Construction beginning in 4 to 5 years sounds like progress. Great news. Thanks for keeping us informed, Pete.
If you know Dow Chemical history the company was founded to extract bromine from the salt brines in Midland, MI. During WWII they needed bromine to scavenge lead from leaded gasoline used to make high octane aviation fuel. Dow tried to supplement supplies with a barge mounted unit in the Atlantic. But that proved impractical. So they settled on a shore site in Freeport, TX. They soon learned that the oil industry saw natural gas as a waste product. Natural gas flares lit up the night sky near Houston. They contracted for natural gas and Freeport became their largest site.
Nuclear is an alternative to natural gas intended to reduce carbon emissions.
House Republicans are about to wreck Trump’s nuclear-powered dream
The reconciliation bill would gut loan programs and tax credits that make new projects possible.
Earlier this week, two House committees released their sections of the bill, which includes cuts to key energy loan and tax credit programs. If enacted, the provisions would constitute the biggest setback to U.S. energy security in a generation — and nuclear energy would be hardest hit.
Nuclear projects face massive up-front capital costs: multibillion-dollar price tags, decade-long construction timelines and unfamiliar technology risks. As a result, private lenders either charge prohibitive interest rates, or they flat-out refuse to underwrite nuclear projects at all.
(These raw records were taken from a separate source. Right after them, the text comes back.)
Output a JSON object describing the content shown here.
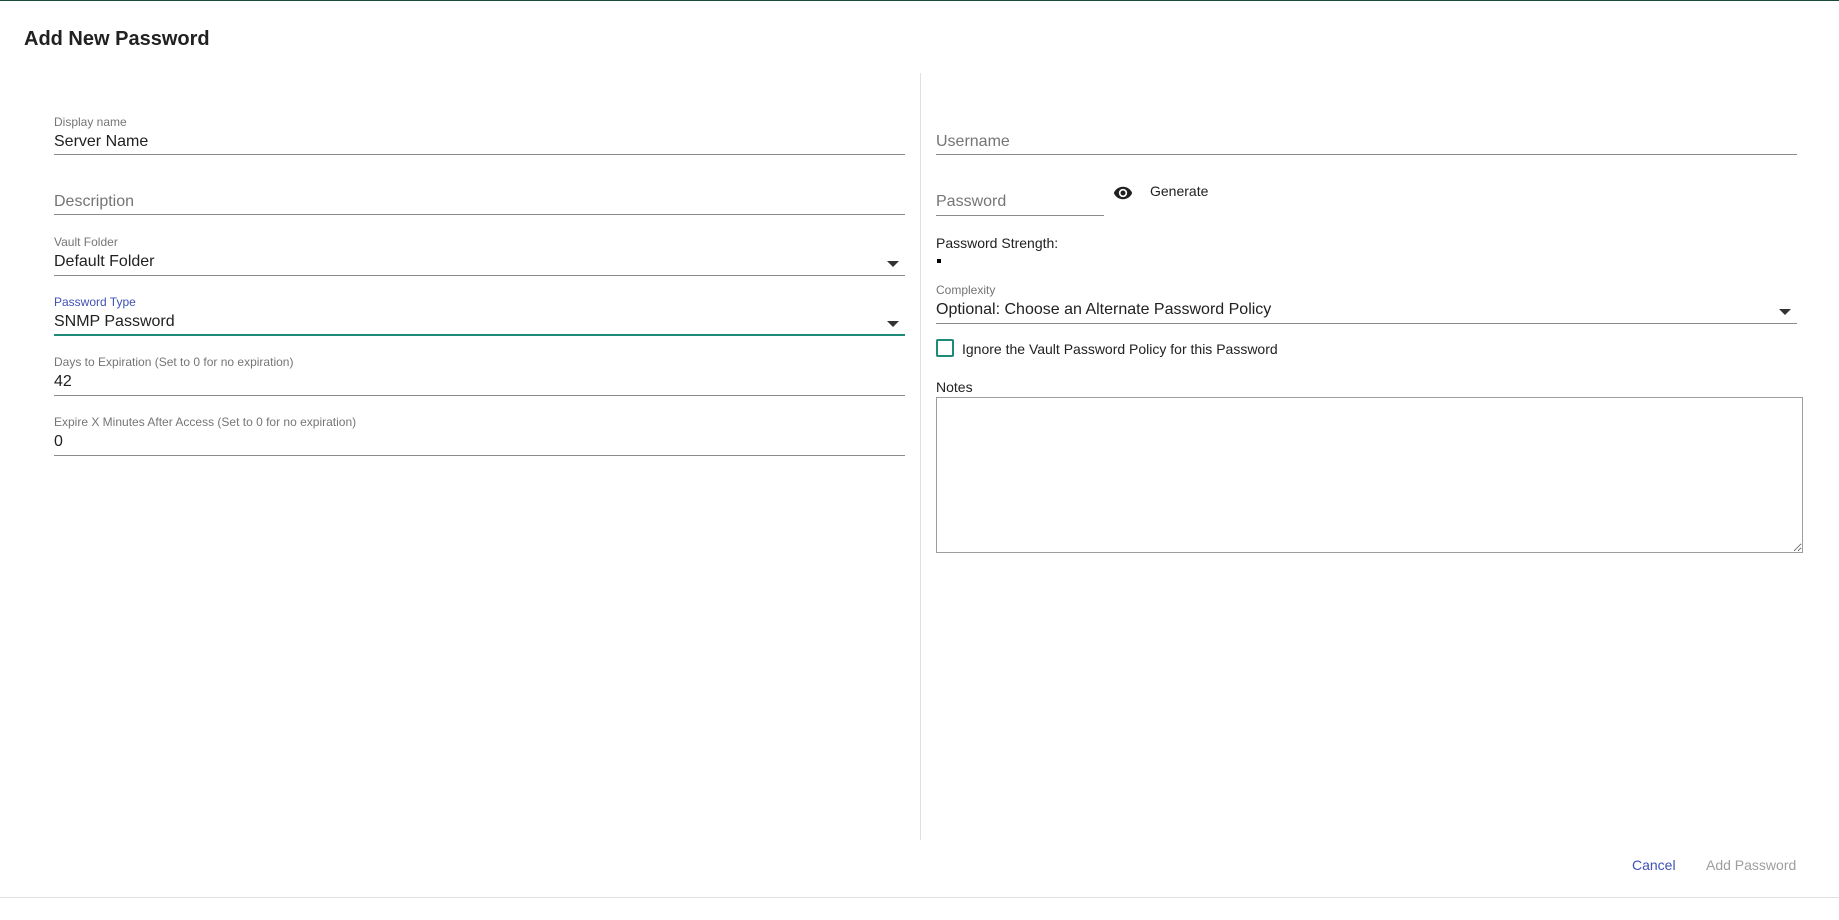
{
  "dialog": {
    "title": "Add New Password"
  },
  "left": {
    "display_name": {
      "label": "Display name",
      "value": "Server Name"
    },
    "description": {
      "placeholder": "Description"
    },
    "vault_folder": {
      "label": "Vault Folder",
      "value": "Default Folder"
    },
    "password_type": {
      "label": "Password Type",
      "value": "SNMP Password"
    },
    "days_to_expiration": {
      "label": "Days to Expiration (Set to 0 for no expiration)",
      "value": "42"
    },
    "expire_minutes": {
      "label": "Expire X Minutes After Access (Set to 0 for no expiration)",
      "value": "0"
    }
  },
  "right": {
    "username": {
      "placeholder": "Username"
    },
    "password": {
      "placeholder": "Password"
    },
    "generate_label": "Generate",
    "strength_label": "Password Strength:",
    "complexity": {
      "label": "Complexity",
      "value": "Optional: Choose an Alternate Password Policy"
    },
    "ignore_policy_label": "Ignore the Vault Password Policy for this Password",
    "notes_label": "Notes"
  },
  "actions": {
    "cancel_label": "Cancel",
    "add_label": "Add Password"
  },
  "icons": {
    "visibility": "eye-icon",
    "dropdown": "caret-down-icon"
  },
  "colors": {
    "accent_teal": "#1e8a78",
    "primary_indigo": "#3f51b5",
    "disabled": "#9e9e9e"
  }
}
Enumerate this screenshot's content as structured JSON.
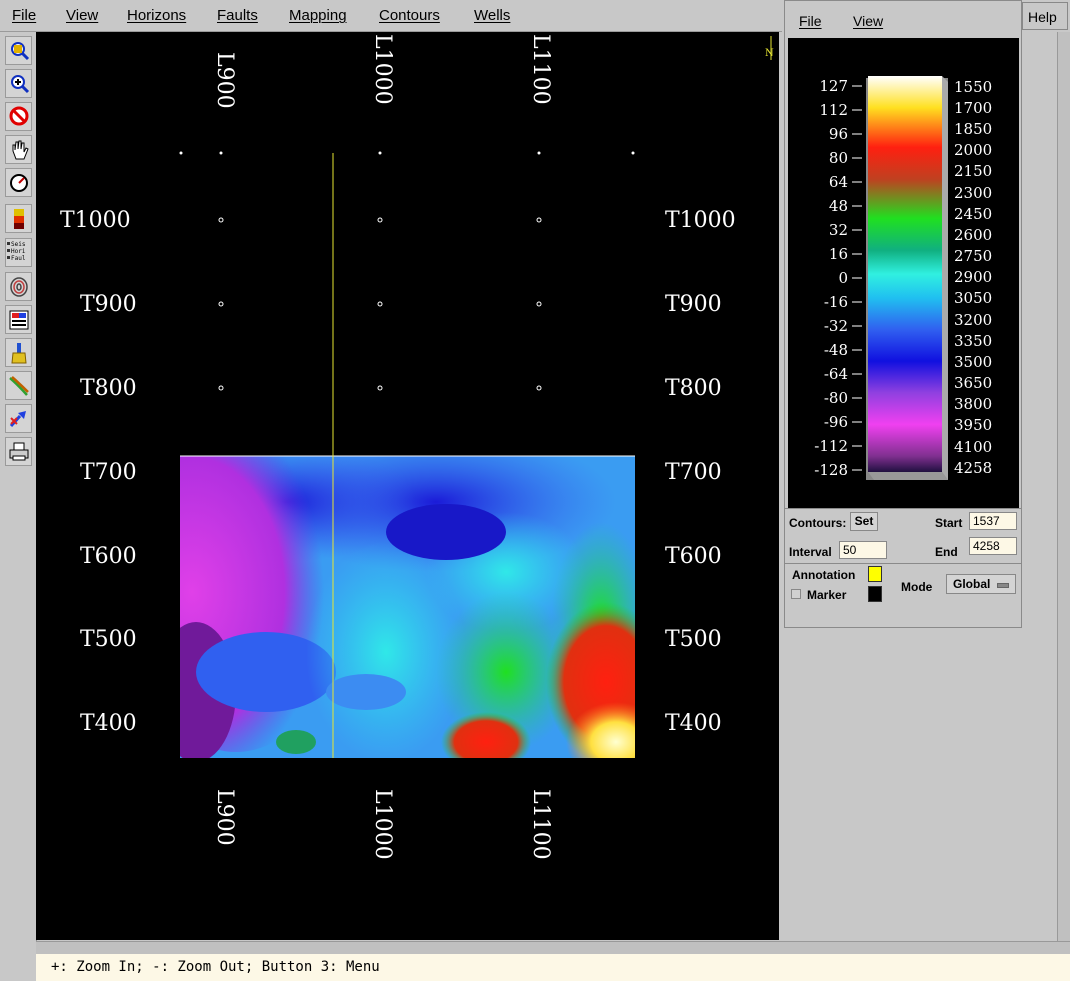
{
  "menubar": {
    "items": [
      "File",
      "View",
      "Horizons",
      "Faults",
      "Mapping",
      "Contours",
      "Wells"
    ],
    "help": "Help"
  },
  "toolbar": {
    "tools": [
      "zoom-icon",
      "zoom-in-icon",
      "zoom-cancel-icon",
      "pan-hand-icon",
      "gauge-icon",
      "colorbar-icon",
      "seis-hori-faul-toggle-icon",
      "contour-icon",
      "paint-icon",
      "brush-icon",
      "fault-line-icon",
      "pick-icon",
      "print-icon"
    ],
    "layer_labels": [
      "Seis",
      "Hori",
      "Faul"
    ]
  },
  "map": {
    "north_label": "N",
    "top_lines": [
      "L900",
      "L1000",
      "L1100"
    ],
    "bottom_lines": [
      "L900",
      "L1000",
      "L1100"
    ],
    "left_traces": [
      "T1000",
      "T900",
      "T800",
      "T700",
      "T600",
      "T500",
      "T400"
    ],
    "right_traces": [
      "T1000",
      "T900",
      "T800",
      "T700",
      "T600",
      "T500",
      "T400"
    ],
    "cursor_line_color": "#e6e632"
  },
  "panel": {
    "menu": [
      "File",
      "View"
    ],
    "legend_left": [
      "127",
      "112",
      "96",
      "80",
      "64",
      "48",
      "32",
      "16",
      "0",
      "-16",
      "-32",
      "-48",
      "-64",
      "-80",
      "-96",
      "-112",
      "-128"
    ],
    "legend_right": [
      "1550",
      "1700",
      "1850",
      "2000",
      "2150",
      "2300",
      "2450",
      "2600",
      "2750",
      "2900",
      "3050",
      "3200",
      "3350",
      "3500",
      "3650",
      "3800",
      "3950",
      "4100",
      "4258"
    ],
    "contours_label": "Contours:",
    "set_label": "Set",
    "start_label": "Start",
    "start_value": "1537",
    "interval_label": "Interval",
    "interval_value": "50",
    "end_label": "End",
    "end_value": "4258",
    "annotation_label": "Annotation",
    "annotation_color": "#ffff00",
    "marker_label": "Marker",
    "marker_color": "#000000",
    "mode_label": "Mode",
    "mode_value": "Global"
  },
  "status": {
    "text": "+: Zoom In; -: Zoom Out; Button 3: Menu"
  }
}
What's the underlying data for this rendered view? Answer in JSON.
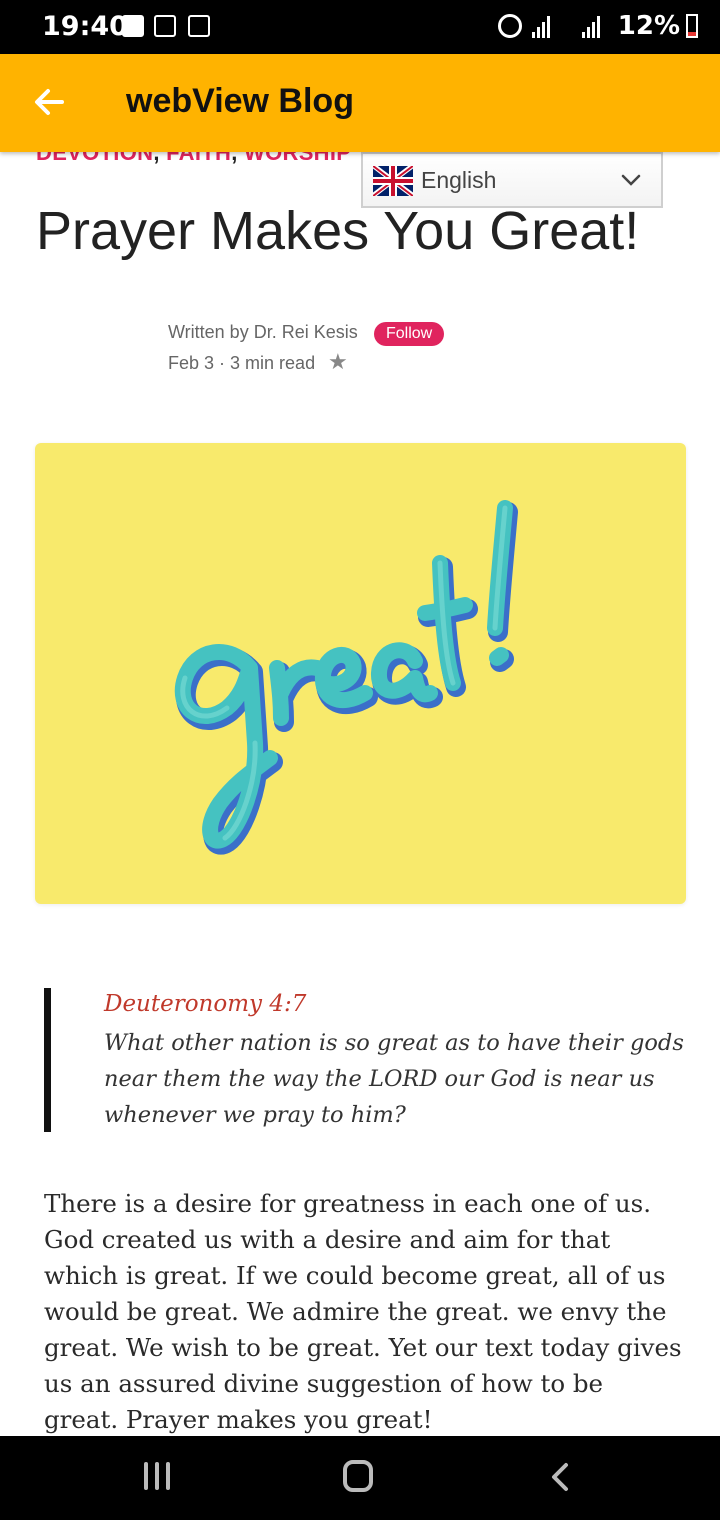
{
  "status_bar": {
    "time": "19:40",
    "battery_percent": "12%",
    "icons": [
      "checkbox-icon",
      "image-icon",
      "wifi-icon",
      "alarm-icon",
      "signal-icon",
      "hplus-data-icon",
      "signal-icon",
      "battery-low-icon"
    ]
  },
  "app_bar": {
    "title": "webView Blog",
    "back_icon": "arrow-left-icon",
    "background_color": "#ffb300"
  },
  "post": {
    "categories": [
      "DEVOTION",
      "FAITH",
      "WORSHIP"
    ],
    "category_color": "#e0245e",
    "title": "Prayer Makes You Great!",
    "author_line": "Written by Dr. Rei Kesis",
    "follow_label": "Follow",
    "date": "Feb 3",
    "read_time": "3 min read",
    "hero_image_text": "great!",
    "hero_background": "#f8ea6c"
  },
  "language_selector": {
    "flag_icon": "uk-flag-icon",
    "selected": "English"
  },
  "quote": {
    "reference": "Deuteronomy 4:7",
    "text": "What other nation is so great as to have their gods near them the way the LORD our God is near us whenever we pray to him?"
  },
  "body": {
    "paragraph_1": "There is a desire for greatness in each one of us. God created us with a desire and aim for that which is great. If we could become great, all of us would be great. We admire the great. we envy the great. We wish to be great. Yet our text today gives us an assured divine suggestion of how to be great. Prayer makes you great!"
  },
  "nav_bar": {
    "buttons": [
      "recents-icon",
      "home-icon",
      "back-icon"
    ]
  }
}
This is why every commercial nuclear reactor to enter service since the turn of the century has relied on or is applying for a loan from the Department of Energy’s Loan Programs Office — save one, which was built with similar federal support via the Tennessee Valley Authority.
The DOE Loan Programs Office was a truly great government program. It funded projects that couldn’t/wouldn’t normally be funded by the private sector, and actually made a small profit for the tax payer. One reason private sector funding is hard to find for these projects is that it requires sophisticated technical analysis which traditional banks don’t have. DOE had people with those skills on staff so the proposed projects could be analyzed.
I don’t know if Congress zeroing out the funding will be that big of deal because DOGE already zeroed out the staff.